The "peace talks" are supposed to lead to a Palestinian state with sovereignty over Palestinian territory, which is impossible as long as the Israeli squatters chomp away at the very land on which a state would be erected. Netanyahu's spokesman said that the new building is only in parts of Palestinian territory that are not envisaged to return to the Palestinians from Israeli control in any negotiations. But the new building includes venues like East Jerusalem or the West Bank that Palestinians do in fact envisage recovering in any successful peace talks. Netanyahu is simply dictating beforehand what the Palestinians can have, rather as Elysium dictates to the slum-dwellers of earth in the Blomkamp film.
Negotiating with the Israelis over land they are actively stealing is like negotiating with with a glutton over a cake while he is eating it in another room. You might get some crumbs.
Israel militarily occupied the Gaza Strip and the West Bank in 1967. The United Nations charter, to which it is signatory, forbids the acquisition of territory by military conquest. The Geneva Convention of 1949 on the treatment of militarily occupied peoples forbids the transfer of populations from the Occupying Power into the occupied territory and forbids the Occupier from altering the lifeways of the occupied population. Israel's occupation practices diverge so profoundly from international law that the Occupation itself is now obviously illegal. The European Union, for this reason, is now applying economic sanctions to Israeli-made goods deriving from squatter settlements on the Palestinian West Bank.
Aljazeera English reports:
Israel invites bids for settlement homesIsrael has invited bids to build nearly 1200 new homes for Jewish settlers in the occupied West Bank and annexed east Jerusalem ...
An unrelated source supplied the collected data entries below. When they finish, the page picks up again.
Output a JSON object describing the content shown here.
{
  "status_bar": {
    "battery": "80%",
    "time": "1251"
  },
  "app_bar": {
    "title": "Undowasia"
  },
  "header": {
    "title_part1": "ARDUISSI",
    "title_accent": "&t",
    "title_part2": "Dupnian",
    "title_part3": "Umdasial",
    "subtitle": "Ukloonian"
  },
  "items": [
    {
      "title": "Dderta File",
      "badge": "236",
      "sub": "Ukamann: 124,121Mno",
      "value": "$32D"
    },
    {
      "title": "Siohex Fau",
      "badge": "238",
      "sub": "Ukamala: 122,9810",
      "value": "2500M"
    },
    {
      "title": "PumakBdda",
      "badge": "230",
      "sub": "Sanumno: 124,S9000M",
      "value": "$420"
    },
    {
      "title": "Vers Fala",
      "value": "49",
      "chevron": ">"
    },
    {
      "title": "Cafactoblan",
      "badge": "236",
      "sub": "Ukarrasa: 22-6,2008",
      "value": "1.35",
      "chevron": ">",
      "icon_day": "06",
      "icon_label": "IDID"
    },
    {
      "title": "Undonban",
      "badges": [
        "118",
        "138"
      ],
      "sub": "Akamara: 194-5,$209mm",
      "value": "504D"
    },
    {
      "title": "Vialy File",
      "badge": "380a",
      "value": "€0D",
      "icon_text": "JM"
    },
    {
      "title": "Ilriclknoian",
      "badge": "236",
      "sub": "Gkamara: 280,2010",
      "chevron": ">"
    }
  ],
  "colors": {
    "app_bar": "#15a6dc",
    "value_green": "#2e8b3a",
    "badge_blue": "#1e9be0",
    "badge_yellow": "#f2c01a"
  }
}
The USG Open Source Center translates an article from al-Ayyam for August 11, 2013, on Palestinian negotiator Saeb Erekat's outrage over the Israeli announcement, coming on the eve of resumption of talks between the two sides. Excerpt:
'Dr Saeb Erekat, chief of the Palestinian negotiating delegation, has lodged the first complaint with the US Administration against the Israeli side, which, he said, started violating the rules of the negotiations before they actually start. In a letter he addressed the day before yesterday to US Secretary of State John Kerry, Erekat said: "Without halting settlement construction, it is hard to see the negotiations advance toward reaching a peace agreement."
The letter included a detailed explanation of the settlement plans announced by Israel after the official start of the negotiations in Washington. The plans included establishing around 800 settlement units in settlements in the West Bank, including Jerusalem, besides 63 settlement units in the Jabal al-Mukabbir quarter in occupied East Jerusalem, 110 settlements in the settlement of Shilo, 559 units in the settlement of Talmon, 38 units in the settlement of Kokhav Ya'qov, 78 units in the Galgal settlement in the Jordan Valley, 31 units in the Almog settlement north of the Dead Sea, and 60 units in the settlement of Alon Shavot located within the bloc of Gush Etzion.
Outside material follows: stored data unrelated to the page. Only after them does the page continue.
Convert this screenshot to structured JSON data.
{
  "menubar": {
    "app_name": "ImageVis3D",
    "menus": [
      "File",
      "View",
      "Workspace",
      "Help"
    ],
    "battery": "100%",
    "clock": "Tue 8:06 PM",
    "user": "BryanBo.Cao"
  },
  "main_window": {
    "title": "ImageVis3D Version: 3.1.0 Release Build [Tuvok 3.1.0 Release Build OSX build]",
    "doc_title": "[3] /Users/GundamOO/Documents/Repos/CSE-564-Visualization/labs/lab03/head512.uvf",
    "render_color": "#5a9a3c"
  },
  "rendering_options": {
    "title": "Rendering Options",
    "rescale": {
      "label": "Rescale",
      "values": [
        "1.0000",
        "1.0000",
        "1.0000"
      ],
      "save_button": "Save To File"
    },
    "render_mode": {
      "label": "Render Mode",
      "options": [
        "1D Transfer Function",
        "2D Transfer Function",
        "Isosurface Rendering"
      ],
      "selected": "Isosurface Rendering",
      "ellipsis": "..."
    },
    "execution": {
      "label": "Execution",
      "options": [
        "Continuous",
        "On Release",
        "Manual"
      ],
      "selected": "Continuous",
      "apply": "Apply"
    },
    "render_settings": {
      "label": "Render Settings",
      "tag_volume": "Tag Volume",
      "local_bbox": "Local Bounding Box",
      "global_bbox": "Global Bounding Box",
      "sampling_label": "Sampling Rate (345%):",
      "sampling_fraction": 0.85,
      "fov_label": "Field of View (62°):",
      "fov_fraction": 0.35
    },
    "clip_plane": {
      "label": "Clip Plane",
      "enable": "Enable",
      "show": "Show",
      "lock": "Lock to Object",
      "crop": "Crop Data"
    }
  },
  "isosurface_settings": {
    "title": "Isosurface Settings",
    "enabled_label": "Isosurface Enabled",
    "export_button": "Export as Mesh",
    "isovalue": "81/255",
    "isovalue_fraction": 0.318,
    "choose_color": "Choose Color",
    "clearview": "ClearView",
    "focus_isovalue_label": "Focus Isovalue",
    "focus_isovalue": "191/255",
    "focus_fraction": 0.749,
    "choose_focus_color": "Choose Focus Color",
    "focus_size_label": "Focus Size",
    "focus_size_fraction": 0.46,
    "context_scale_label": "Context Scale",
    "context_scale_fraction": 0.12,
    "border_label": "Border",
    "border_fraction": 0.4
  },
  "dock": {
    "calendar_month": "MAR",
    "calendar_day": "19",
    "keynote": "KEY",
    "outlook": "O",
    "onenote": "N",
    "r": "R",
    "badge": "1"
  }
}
In his letter, Erekat also protested the placement of 91 settlements, established in the occupied Palestinian territories, on the list of the areas of "national preference" in Israel, including four settlement outposts set up by the settlers on Palestinian lands, even without licensing by the competent Israeli authorities. He said that "approving these plans one week after announcing the resumption of negotiations is not a coincidence and points to the lack of seriousness on the part of Israel toward the peace process." '
Erekat is no hard liner. The Palestine Papers leaked to Aljazeera show that behind the scenes he has been willing to give away to Israel Palestinian claims on East Jerusalem and control of the Aqsa Mosque in ways that most Palestinians found shocking.
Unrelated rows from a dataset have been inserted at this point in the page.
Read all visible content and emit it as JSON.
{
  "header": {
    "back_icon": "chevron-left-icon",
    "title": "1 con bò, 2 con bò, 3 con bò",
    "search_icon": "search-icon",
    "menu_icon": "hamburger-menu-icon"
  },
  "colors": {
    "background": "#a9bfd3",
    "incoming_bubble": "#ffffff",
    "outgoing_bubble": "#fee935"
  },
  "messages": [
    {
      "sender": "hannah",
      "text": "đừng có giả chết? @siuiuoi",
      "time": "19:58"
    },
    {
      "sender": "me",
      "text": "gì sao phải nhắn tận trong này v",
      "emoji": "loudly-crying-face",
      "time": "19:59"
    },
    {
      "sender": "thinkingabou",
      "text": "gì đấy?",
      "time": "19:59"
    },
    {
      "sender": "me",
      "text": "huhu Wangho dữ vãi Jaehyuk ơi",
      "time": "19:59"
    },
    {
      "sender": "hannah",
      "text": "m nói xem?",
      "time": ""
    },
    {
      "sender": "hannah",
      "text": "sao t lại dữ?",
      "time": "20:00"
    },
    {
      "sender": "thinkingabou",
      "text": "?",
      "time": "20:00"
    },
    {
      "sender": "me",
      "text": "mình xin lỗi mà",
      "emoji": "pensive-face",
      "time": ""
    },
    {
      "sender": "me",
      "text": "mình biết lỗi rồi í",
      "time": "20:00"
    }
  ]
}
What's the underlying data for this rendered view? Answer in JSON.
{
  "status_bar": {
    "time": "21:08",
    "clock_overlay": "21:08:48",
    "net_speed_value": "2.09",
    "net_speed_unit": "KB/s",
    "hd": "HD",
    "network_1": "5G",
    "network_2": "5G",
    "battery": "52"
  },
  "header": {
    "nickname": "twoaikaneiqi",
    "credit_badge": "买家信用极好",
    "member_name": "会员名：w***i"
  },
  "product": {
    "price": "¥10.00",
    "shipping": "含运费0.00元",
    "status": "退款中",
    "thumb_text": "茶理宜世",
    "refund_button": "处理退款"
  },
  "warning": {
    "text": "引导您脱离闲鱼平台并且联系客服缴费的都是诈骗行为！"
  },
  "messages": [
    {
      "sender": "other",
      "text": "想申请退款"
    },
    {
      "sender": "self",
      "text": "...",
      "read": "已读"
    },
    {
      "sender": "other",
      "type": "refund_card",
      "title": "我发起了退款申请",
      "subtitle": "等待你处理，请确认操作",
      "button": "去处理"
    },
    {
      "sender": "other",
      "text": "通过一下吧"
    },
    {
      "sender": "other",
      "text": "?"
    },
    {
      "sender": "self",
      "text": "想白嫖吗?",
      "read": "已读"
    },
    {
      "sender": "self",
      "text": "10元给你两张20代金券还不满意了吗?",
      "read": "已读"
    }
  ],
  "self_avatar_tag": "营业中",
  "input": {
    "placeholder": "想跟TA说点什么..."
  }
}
Netanyahu likely made the announcement to mollify the extremist pro-squatter parties in his own cabinet, who denounced peace talks that might lead Israel to give up any of the West Bank as equivalent to another "Auschwitz." Since the Israeli prime minister does not plan to negotiate in good faith or to permit Palestinians to have the dignity of citizenship in a state of their own, he may as well keep his coalition together with such frank announcements.